Chlordécone : Stupeur et indignation !

Déclaration du Conseil National des Comités Populaires (CNCP) – Martinique. Parue dans le journal « Asé Pleré, annou lité ! » du mois de février. Publiée sur le site de Voie Prolétarienne le 20 février 2021.

Après les procès de l’an dernier contre des militants anti-chlordécone, c’est cette fois la menace de prescription face aux plaintes déposées depuis 2006 par les associations, toujours sans suite, qui fait scandale. Et en plus, elles apprennent que les pièces ont été perdues au tribunal !!!
Face à la justice coloniale de l’Etat français qui ne se cache même plus pour défendre les empoisonneurs, nouvelle mobilisation le samedi 27 février, en particulier à 8h30 devant la Maison des Syndicats à Fort de France.
Pour l’occasion, nous publions un article paru dans le journal « Asé Pleré, annou lité ! » de ce mois de février, qui résume l’affaire.

Déclaration du CNCP – Martinique

CHLORDECONE : DLO DEPASE FARIN !

La question de l’empoisonnement au chlordécone est devenue un long feuilleton où le mépris vis‐à‐vis de notre peuple pousse des couches de plus en plus larges de la population à exprimer leur indignation et à se mobiliser. Le dernier épisode est cette annonce d’un possible non‐lieu après l’audition d’associations, constituées en parties civiles, et qui ont porté plainte pour empoisonnement.

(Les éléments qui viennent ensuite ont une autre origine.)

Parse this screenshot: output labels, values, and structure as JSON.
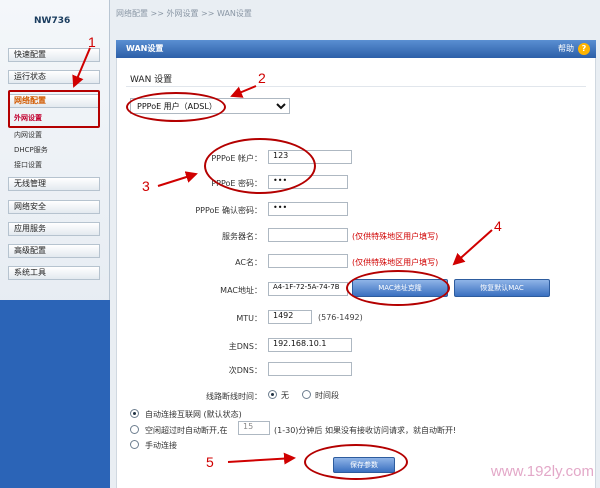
{
  "brand": "NW736",
  "breadcrumb": "网络配置 >> 外网设置 >> WAN设置",
  "sidebar": {
    "items": [
      {
        "label": "快速配置"
      },
      {
        "label": "运行状态"
      },
      {
        "label": "网络配置"
      },
      {
        "label": "无线管理"
      },
      {
        "label": "网络安全"
      },
      {
        "label": "应用服务"
      },
      {
        "label": "高级配置"
      },
      {
        "label": "系统工具"
      }
    ],
    "subitems": [
      {
        "label": "外网设置"
      },
      {
        "label": "内网设置"
      },
      {
        "label": "DHCP服务"
      },
      {
        "label": "接口设置"
      }
    ]
  },
  "header": {
    "tab": "WAN设置",
    "help": "帮助"
  },
  "section_title": "WAN 设置",
  "wan_mode": {
    "selected": "PPPoE 用户（ADSL）"
  },
  "form": {
    "pppoe_user": {
      "label": "PPPoE 帐户：",
      "value": "123"
    },
    "pppoe_pass": {
      "label": "PPPoE 密码：",
      "value": "•••"
    },
    "pppoe_confirm": {
      "label": "PPPoE 确认密码：",
      "value": "•••"
    },
    "service": {
      "label": "服务器名：",
      "value": "",
      "note": "(仅供特殊地区用户填写)"
    },
    "ac": {
      "label": "AC名：",
      "value": "",
      "note": "(仅供特殊地区用户填写)"
    },
    "mac": {
      "label": "MAC地址：",
      "value": "A4-1F-72-5A-74-7B",
      "btn_clone": "MAC地址克隆",
      "btn_restore": "恢复默认MAC"
    },
    "mtu": {
      "label": "MTU：",
      "value": "1492",
      "hint": "(576-1492)"
    },
    "dns1": {
      "label": "主DNS：",
      "value": "192.168.10.1"
    },
    "dns2": {
      "label": "次DNS：",
      "value": ""
    },
    "schedule": {
      "label": "线路断线时间：",
      "opt_none": "无",
      "opt_period": "时间段"
    }
  },
  "connect": {
    "opt_auto": "自动连接互联网 (默认状态)",
    "opt_idle_pre": "空闲超过时自动断开,在",
    "idle_value": "15",
    "opt_idle_post": "(1-30)分钟后 如果没有接收访问请求，就自动断开!",
    "opt_manual": "手动连接"
  },
  "save_button": "保存参数",
  "annotations": [
    "1",
    "2",
    "3",
    "4",
    "5"
  ],
  "watermark": "www.192ly.com",
  "colors": {
    "accent": "#2c5fa8",
    "annotation": "#d00000"
  }
}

Dlo dépasé farin ! Les premières plaintes ont été déposées en 2006. C’est une affaire que le journal Asé Pléré Annou Lité a suivi dès le début. Des associations comme l’Assaupamar (Association pour la Sauvegarde du Patrimoine de la Martinique), l’AMSES (Association médicale de Sauvegarde de l’Environnement et de la Santé) se sont exprimées. Ces associations, de même que l’association pour une Ecologie urbaine, ont été convoquées, le 20 janvier 2021, 14 ans après, devant le juge d’instruction pour être entendues.

Stupeur et indignation ! Le juge d’instruction annonce qu’on s’achemine vers un non‐lieu sous prétexte de prescription de 10 ans. Il y aurait en outre des documents ayant valeur de preuves qui auraient disparu du dossier judiciaire. Cela veut dire qu’il n’y aura pas de suite pénale ni de condamnation, alors que 92% de la population est contaminée au chlordécone et que le taux de cancer chez les ouvriers agricoles prend des proportions inquiétantes. Un empoisonnement sans coupables, sans condamnations ! Les Martiniquais ont besoin de vérité et de justice dans cette affaire. Nous ne pouvons rester sans réagir car ce scandale a atteint les limites de la moralité et de l’acceptable. C’est bien d’un crime d’empoisonnement à la chlordécone dont sont victimes les peuples de Guadeloupe et de Martinique. Il s’agit bien d’un crime d’Etat, comme le sang contaminé, l’amiante, le médiator… C’est l’Etat français qui a autorisé l’utilisation de ce produit dans nos pays, alors même qu’on en connaissait la dangerosité. Le pouvoir judiciaire protège l’Etat.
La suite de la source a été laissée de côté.